Prezydent Turcji powiedział, że nie poprze członkostwa Szwecji w NATO. Zapowiedź Recepa Tayyipa Erdogana ma związek z sobotnimi protestami w Sztokholmie, podczas których spalono Koran. Departament Stanu USA w odpowiedzi na słowa tureckiego przywódcy podkreślił, że Ankara, Sztokholm i Helsinki muszą ostatecznie osiągnąć konsensus.
Po weekendowym proteście pod ambasadą Turcji w Szkokholmie, podczas którego spalono Koran, Szwecja nie powinna się spodziewać poparcia Turcji dla jej członkostwa w NATO – powiedział w poniedziałek prezydent Turcji Recep Tayyip Erdogan.
Sobotnie protesty w Sztokholmie przeciwko Turcji i wstąpieniu Szwecji do NATO zaostrzyły napięcia z Turcją, której poparcie Szwecja musi uzyskać, aby wejść do Sojuszu – przekazała agencja Reutera.
- Ci, którzy pozwalają na takie bluźnierstwa przed naszą ambasadą, nie mogą już oczekiwać naszego poparcia dla ich członkostwa w NATO – powiedział prezydent Turcji Recep Tayyip Erdogan. – Jeśli tak bardzo kochacie członków organizacji terrorystycznych i wrogów islamu i chronicie ich, to radzimy szukać ich poparcia dla bezpieczeństwa waszych krajów – dodał podczas posiedzenia swojego gabinetu.
Szwedzcy politycy krytykują antytureckie protesty
Premier Szwecji Ulf Kristersson podkreślił na Twitterze, że "wolność wypowiedzi jest fundamentalną częścią demokracji". "Ale to, co jest legalne, niekoniecznie jest właściwe. Palenie ksiąg, które dla wielu są święte, jest aktem głębokiego braku szacunku" - napisał, odnosząc się do aktu spalenia Koranu.
Szwedzki minister spraw zagranicznych Tobias Billstrom odmówił natychmiastowego odniesienia się do słów Erdogana – w pisemnym oświadczeniu przekazał, że chce dokładnie zrozumieć, co zostało powiedziane. - Szwecja będzie szanować porozumienie, które istnieje między Szwecją, Finlandią i Turcją w sprawie naszego członkostwa – dodał.
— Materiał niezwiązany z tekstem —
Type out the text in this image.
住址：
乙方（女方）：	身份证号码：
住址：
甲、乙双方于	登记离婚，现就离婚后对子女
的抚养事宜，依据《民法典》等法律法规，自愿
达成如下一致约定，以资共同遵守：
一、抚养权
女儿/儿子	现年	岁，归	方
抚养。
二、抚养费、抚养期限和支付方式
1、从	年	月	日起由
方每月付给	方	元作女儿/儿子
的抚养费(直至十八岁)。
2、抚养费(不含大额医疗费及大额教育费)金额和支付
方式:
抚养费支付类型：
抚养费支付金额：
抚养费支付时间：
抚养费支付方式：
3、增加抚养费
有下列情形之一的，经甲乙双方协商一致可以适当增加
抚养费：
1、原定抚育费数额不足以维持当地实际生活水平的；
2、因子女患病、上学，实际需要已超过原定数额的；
Według ministra sprawiedliwości Szwecji Gunnara Stroemmera "kwestia wejścia do NATO nie powinna stać w kontrze do wolności słowa, nawet jeśli tak chce to widzieć Turcja". - Czy szwedzkie władze mogły zatrzymać spalenie Koranu? To nie jest kwestia rządu, to policja dokonuje lokalnie oceny i następnie wydaje zezwolenie - zaznaczył w rozmowie z telewizją publiczną SVT Stroemmer.
Incydent skomentował również szef fińskiego MSZ Pekka Haavisto, który w wypowiedzi dla szwedzkojęzycznej fińskiej stacji telewizyjnej Yle podkreślił, że "prowokacje łatwo wpływają na atmosferę". - Ważne jest, aby skoncentrować się na procesie akcesji do NATO - zauważył.
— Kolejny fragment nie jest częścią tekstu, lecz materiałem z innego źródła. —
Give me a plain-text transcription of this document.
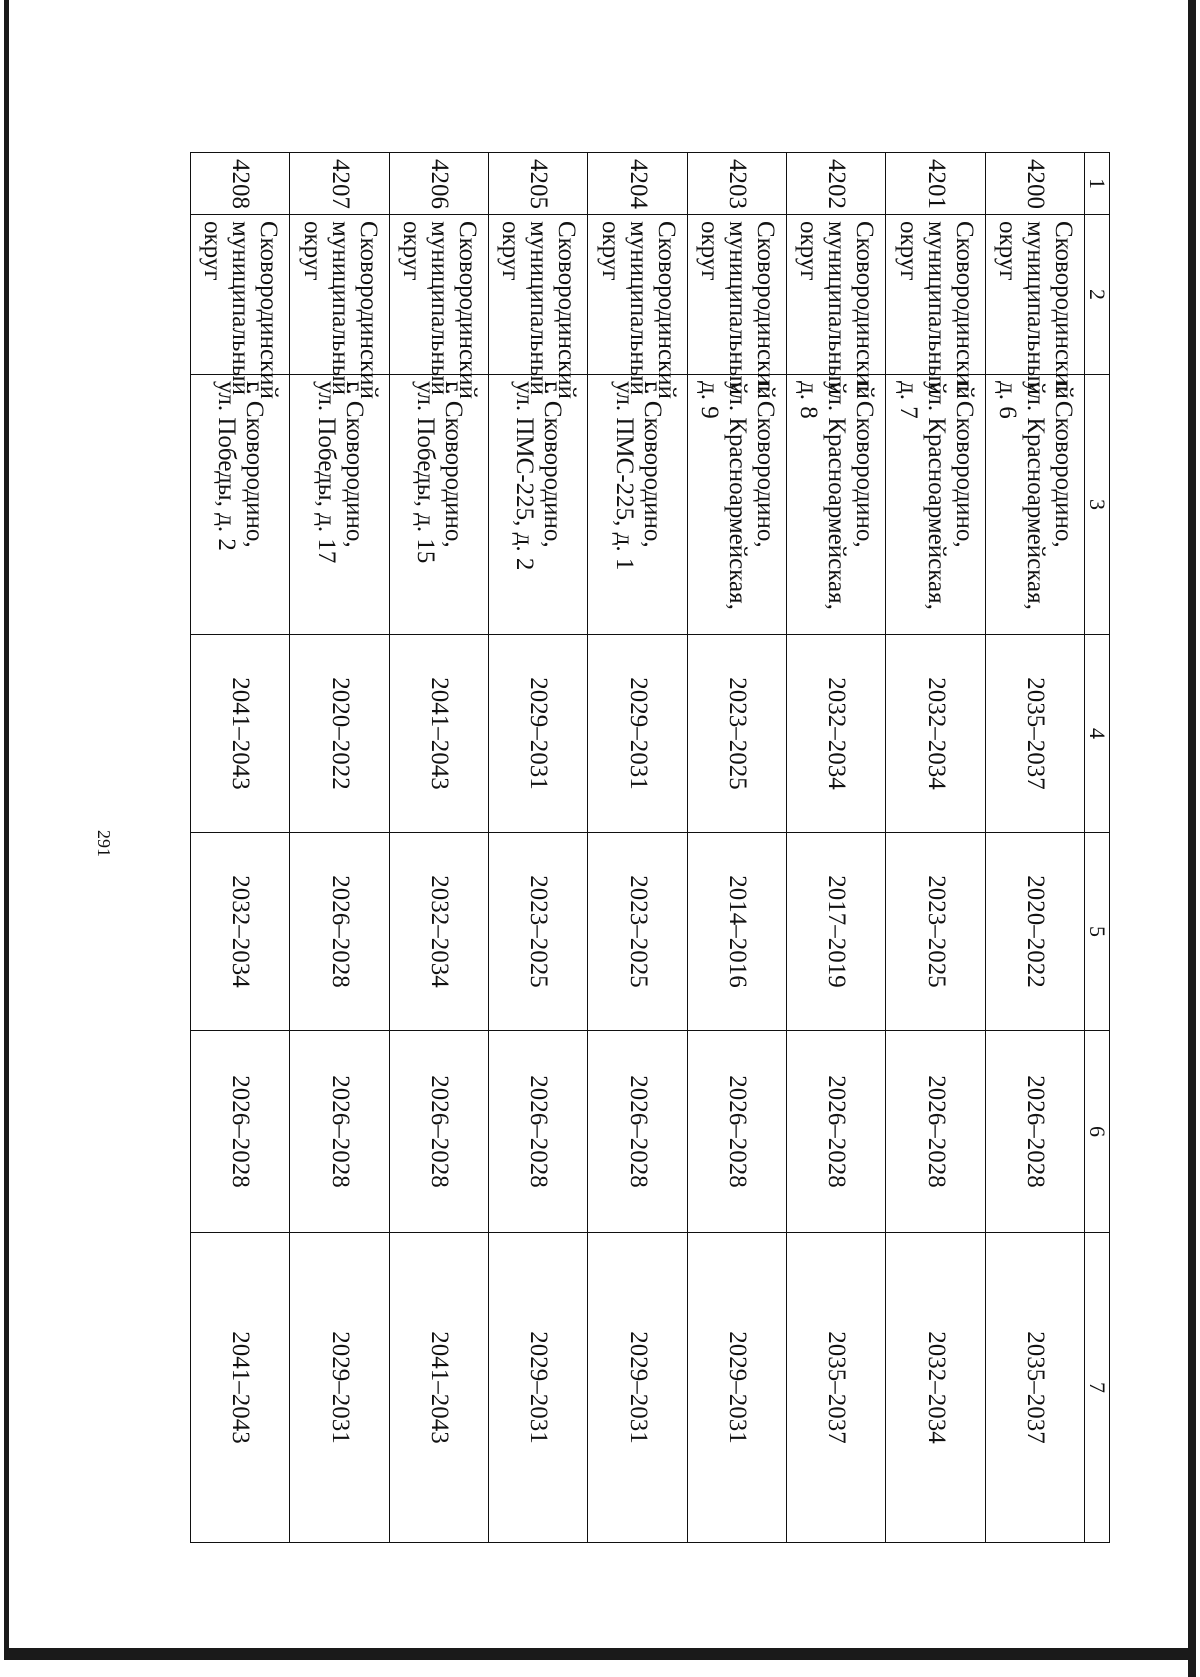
291
1	2	3	4	5	6	7
4200	Сковородинский
муниципальный
округ	г. Сковородино,
ул. Красноармейская,
д. 6	2035–2037	2020–2022	2026–2028	2035–2037
4201	Сковородинский
муниципальный
округ	г. Сковородино,
ул. Красноармейская,
д. 7	2032–2034	2023–2025	2026–2028	2032–2034
4202	Сковородинский
муниципальный
округ	г. Сковородино,
ул. Красноармейская,
д. 8	2032–2034	2017–2019	2026–2028	2035–2037
4203	Сковородинский
муниципальный
округ	г. Сковородино,
ул. Красноармейская,
д. 9	2023–2025	2014–2016	2026–2028	2029–2031
4204	Сковородинский
муниципальный
округ	г. Сковородино,
ул. ПМС-225, д. 1	2029–2031	2023–2025	2026–2028	2029–2031
4205	Сковородинский
муниципальный
округ	г. Сковородино,
ул. ПМС-225, д. 2	2029–2031	2023–2025	2026–2028	2029–2031
4206	Сковородинский
муниципальный
округ	г. Сковородино,
ул. Победы, д. 15	2041–2043	2032–2034	2026–2028	2041–2043
4207	Сковородинский
муниципальный
округ	г. Сковородино,
ул. Победы, д. 17	2020–2022	2026–2028	2026–2028	2029–2031
4208	Сковородинский
муниципальный
округ	г. Сковородино,
ул. Победы, д. 2	2041–2043	2032–2034	2026–2028	2041–2043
"Szwecja i Finlandia muszą porozumieć się z Turcją"
- Mocno popieramy ich kandydatury, Finlandia i Szwecja są gotowe, by dołączyć do Sojuszu. Są gotowe ze względu na swoje wojskowe zdolności, ale są też gotowe, bo są to wysoce rozwinięte demokracje - powiedział rzecznik Departamentu Stanu USA Ned Price podczas konferencji prasowej.
Odpowiedział w ten sposób na pytanie o komentarz do słów prezydenta Turcji Recepa Tayyipa Erdogana, który powiedział, że w związku ze spaleniem Koranu przed ambasadą Turcji w Sztokholmie Szwecja nie może już liczyć na poparcie swojej kandydatury ze strony Ankary.
- Jeśli chodzi o to, co widzieliśmy w ostatnich dniach, popieramy prawo do pokojowych zgromadzeń jako element każdej demokracji. Ale, jak powiedział szwedzki premier, palenie ksiąg, które są święte dla wielu wyznawców jest głęboko nieodpowiedzialnym, lekceważącym działaniem. To, co jest legalne, nie zawsze bywa właściwe - powiedział rzecznik Departamentu Stanu.
Zaznaczył jednocześnie, że mimo silnego wsparcia ze strony USA decyzja o wstąpieniu państw nordyckich do NATO jest "ostatecznie decyzją i konsensusem, który Szwecja i Finlandia będą musiały osiągnąć z Turcją".